Link to Owner Dr. Robert B. Pamplin Jr.



Lehan for knowledge, temperment; Budiao for community voice, public service spirit

The magic to a strong, fully-functional group of people is less in picking the right individuals but more about picking the right individuals for that group. It's like the difference between selecting an entree that has all the attributes you like or picking the right recipe ingredients to cook a great dish.

You want the flavors to be balanced, without any single ingredient overwhelming the rest and creating palette disharmony.

After watching all four of the Wilsonville City Council candidates in action, examining their records and talking with them in small group settings, we're convinced none of them would be a bad choice for the council. That said, some might bring flavors to throw off the recipe.

Let's start with a known ingredient, Charlotte Lehan. A long-time player in the local political scene, Lehan has the experience, temperament and institutional memory to function as an important base for the council and we can see no reason for her to be voted out of office.

Lehan is running in a block with David Davis, the second-most experienced candidate in Wilsonville politics, having served on local appointed commissions and been a frequent audience member of city council meetings. Davis, a single young professional who lives in one of the City's many, many apartments, would add a voice that the council currently lacks. That alone, however, doesn't seem a strong enough reason to elect him.

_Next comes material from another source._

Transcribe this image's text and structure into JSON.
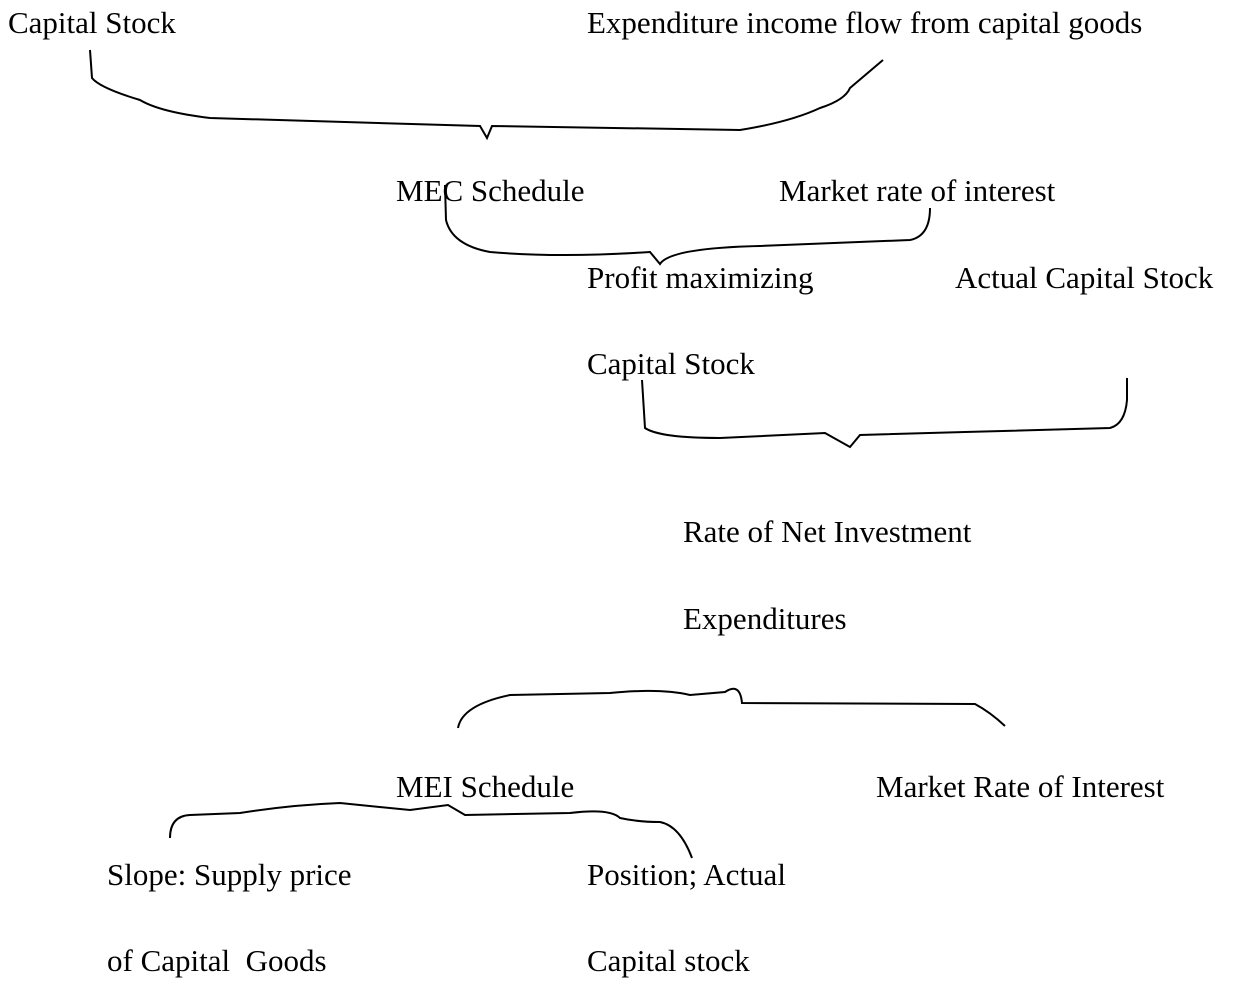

Davis seems to be in alignment with the policy goals of Mayor Tim Knapp, whose long service and strong personality can dominate council business.

With the departure of Scott Starr, an experienced councilor known for asking the tough questions, even of Knapp, we believe maintaining a good balance on the next council is vital to creating a healthy dynamic.

A better balance to Knapp's control might be veteran John Budiao, a "working class Joe" tradesman raised by a single mother. He has a long history of volunteerism in the city and is less of an advocate for Wilsonville's pro-growth trajectory, championed by the existing council, a view that seems to reflect a good portion of Wilsonville voters who would not be represented on council if both Lehan and Davis were seated.

What about Ben West you say? West is convincing when he talks about his love of Wilsonville but his actions don't show the love of public service Budiao demonstrates. While Budiao has been busy helping local Scout troops, sports teams and schools, West has run for national office, the highest elected office in Wilsonville and organized a high-profile statewide nonprofit that benefits foster families — all notable efforts but less local and grassroots.

And while West told us he has no higher political ambitions, we're not convinced. He started his climb into politics with a high reach: running against Rep. Kurt Schrader for U.S. Congress and followed that up with an awkward write-in bid for mayor two years ago. We can easily see West leaving after one term, while Budiao seems more rooted.

Finally, it's West's penchant for drama that prompts us to endorse Budiao. West claims that Knapp reneged on a promise to appoint him to city boards after West's failed race for mayor and while we can't substantiate that, any bad blood is bound to brew dissent on the council should West be elected.

A good City Council has a good blend of flavors and each one should bring something valuable to the dish. A level head and capacity for consensus-building are two of those important ingredients and qualities we think our two recommendations,

Lehan and Budiao, have in abundance.